Monsieur le Ministre,
Suite aux différents incidents survenus dans certaines maisons centrales, vous avez adressé aux directeurs de ces établissements pénitentiaires une circulaire dans laquelle vous leur demandez de mettre un terme à une tolérance qui permettait jusqu’à présent aux condamnés à de longues peines de circuler librement entre les cellules d’une même unité.
Or, ce dispositif dit des « portes fermées » ne va faire qu’accroître les tensions entre les détenus, entre prisonniers et surveillants, mais aussi entre les surveillants. Les conditions de détention des condamnés et de travail du personnel pénitentiaire vont encore se dégrader.
En effet, non seulement cette mesure – inefficace et désocialisante- ne va rien résoudre sur le fond, mais de surcroît elle risque d’avoir de lourdes conséquences.
Le système d’ouverture des portes évite quant à lui de laisser les détenus seuls dans leur cellule face à eux-mêmes et constitue ainsi une soupape de sécurité en donnant à ces derniers un semblant de vie sociale.
Avec votre décision, vous leur ôtez le peu de part de liberté dont ils jouissaient jusqu’ici et rompez les relations humaines qui peuvent s’installer entre détenus. Ne craignez-vous pas, dès lors, en les enfermant vingt-quatre heures sur vingt-quatre, de les transformer en véritables « bêtes fauves » ?
Faut-il rappeler que le régime carcéral des maisons centrales est déjà suffisamment difficile à supporter pour les personnes qui y sont détenues ?

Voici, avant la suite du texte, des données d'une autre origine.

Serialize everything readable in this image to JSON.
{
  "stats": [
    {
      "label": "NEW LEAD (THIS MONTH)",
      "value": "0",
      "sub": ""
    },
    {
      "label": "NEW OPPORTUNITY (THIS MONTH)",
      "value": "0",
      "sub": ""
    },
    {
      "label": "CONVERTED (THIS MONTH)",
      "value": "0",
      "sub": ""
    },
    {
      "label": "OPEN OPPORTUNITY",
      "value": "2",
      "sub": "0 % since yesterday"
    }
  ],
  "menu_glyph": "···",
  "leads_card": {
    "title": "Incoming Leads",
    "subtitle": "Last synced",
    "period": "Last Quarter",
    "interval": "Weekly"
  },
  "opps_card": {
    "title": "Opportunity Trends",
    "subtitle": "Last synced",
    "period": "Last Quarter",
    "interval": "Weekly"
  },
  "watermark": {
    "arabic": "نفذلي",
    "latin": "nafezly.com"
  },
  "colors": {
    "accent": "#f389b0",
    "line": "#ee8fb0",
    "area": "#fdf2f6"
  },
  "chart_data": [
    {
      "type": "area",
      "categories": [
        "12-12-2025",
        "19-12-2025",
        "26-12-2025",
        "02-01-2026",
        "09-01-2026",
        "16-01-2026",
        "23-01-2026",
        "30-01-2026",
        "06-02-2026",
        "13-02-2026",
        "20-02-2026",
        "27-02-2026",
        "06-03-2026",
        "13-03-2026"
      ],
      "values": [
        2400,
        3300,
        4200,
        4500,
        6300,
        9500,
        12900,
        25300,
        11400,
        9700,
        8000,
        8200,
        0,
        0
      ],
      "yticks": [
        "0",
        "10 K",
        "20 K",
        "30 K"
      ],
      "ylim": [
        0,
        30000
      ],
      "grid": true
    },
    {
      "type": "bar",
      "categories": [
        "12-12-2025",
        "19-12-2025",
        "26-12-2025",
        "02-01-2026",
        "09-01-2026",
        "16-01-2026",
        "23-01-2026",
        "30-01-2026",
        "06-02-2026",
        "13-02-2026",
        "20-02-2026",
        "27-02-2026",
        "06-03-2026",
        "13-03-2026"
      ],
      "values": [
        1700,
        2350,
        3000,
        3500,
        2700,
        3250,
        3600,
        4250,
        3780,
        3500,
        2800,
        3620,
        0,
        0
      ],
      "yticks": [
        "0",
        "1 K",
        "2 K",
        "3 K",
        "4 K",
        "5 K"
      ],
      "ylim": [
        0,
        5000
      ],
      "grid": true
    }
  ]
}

En effet, ces établissements pénitentiaires étant généralement situés en milieu rural, donc isolés de tout, les condamnés ont accès à très peu d’activité : ils n’ont pas la possibilité de travailler faute d’entreprises implantées à proximité, ni d’accéder à un enseignement ou à des activités associatives…
En outre, étant donnée la durée de leur enfermement, bien souvent les liens familiaux qu’ils pouvaient avoir au début de leur incarcération se rompent ; les visites se raréfient.
Cette politique des portes ouvertes est donc la seule part de liberté qui leur reste.
Décider de refermer les portes des cellules toute la journée constitue, à mes yeux, un véritable retour en arrière en ce qu’elle revient, dans les faits, à restaurer les QHS, pourtant fermés par Monsieur Peyrefitte vers la fin des années 70 suite à des mouvements de révolte des détenus.
S’il peut s’avérer – j’en conviens aisément – difficile de gérer des détenus condamnés à de longues peines, cela s’explique aussi parce qu’ils ne peuvent compter sur aucun aménagement de peine et n’ont donc aucune perspective – même lointaine – de libération.
Les seules dispositions qui permettent à ces détenus de voir leur durée d’enfermement diminuer sont la réduction de peine et les grâces collectives accordées chaque année. Or ces mesures sont les moins individualisées et ne peuvent donc pas s’inscrire dans le cadre d’un projet de réinsertion.
Sans oublier que, bien souvent, compte tenu de la nature de l’infraction commise et des périodes de sûreté prononcées, ils sont généralement exclus des grâces collectives.
Il est faux par ailleurs de penser qu’en enfermant plus longtemps les gens, on protège mieux la société. C’est plutôt l’inverse qui se produit.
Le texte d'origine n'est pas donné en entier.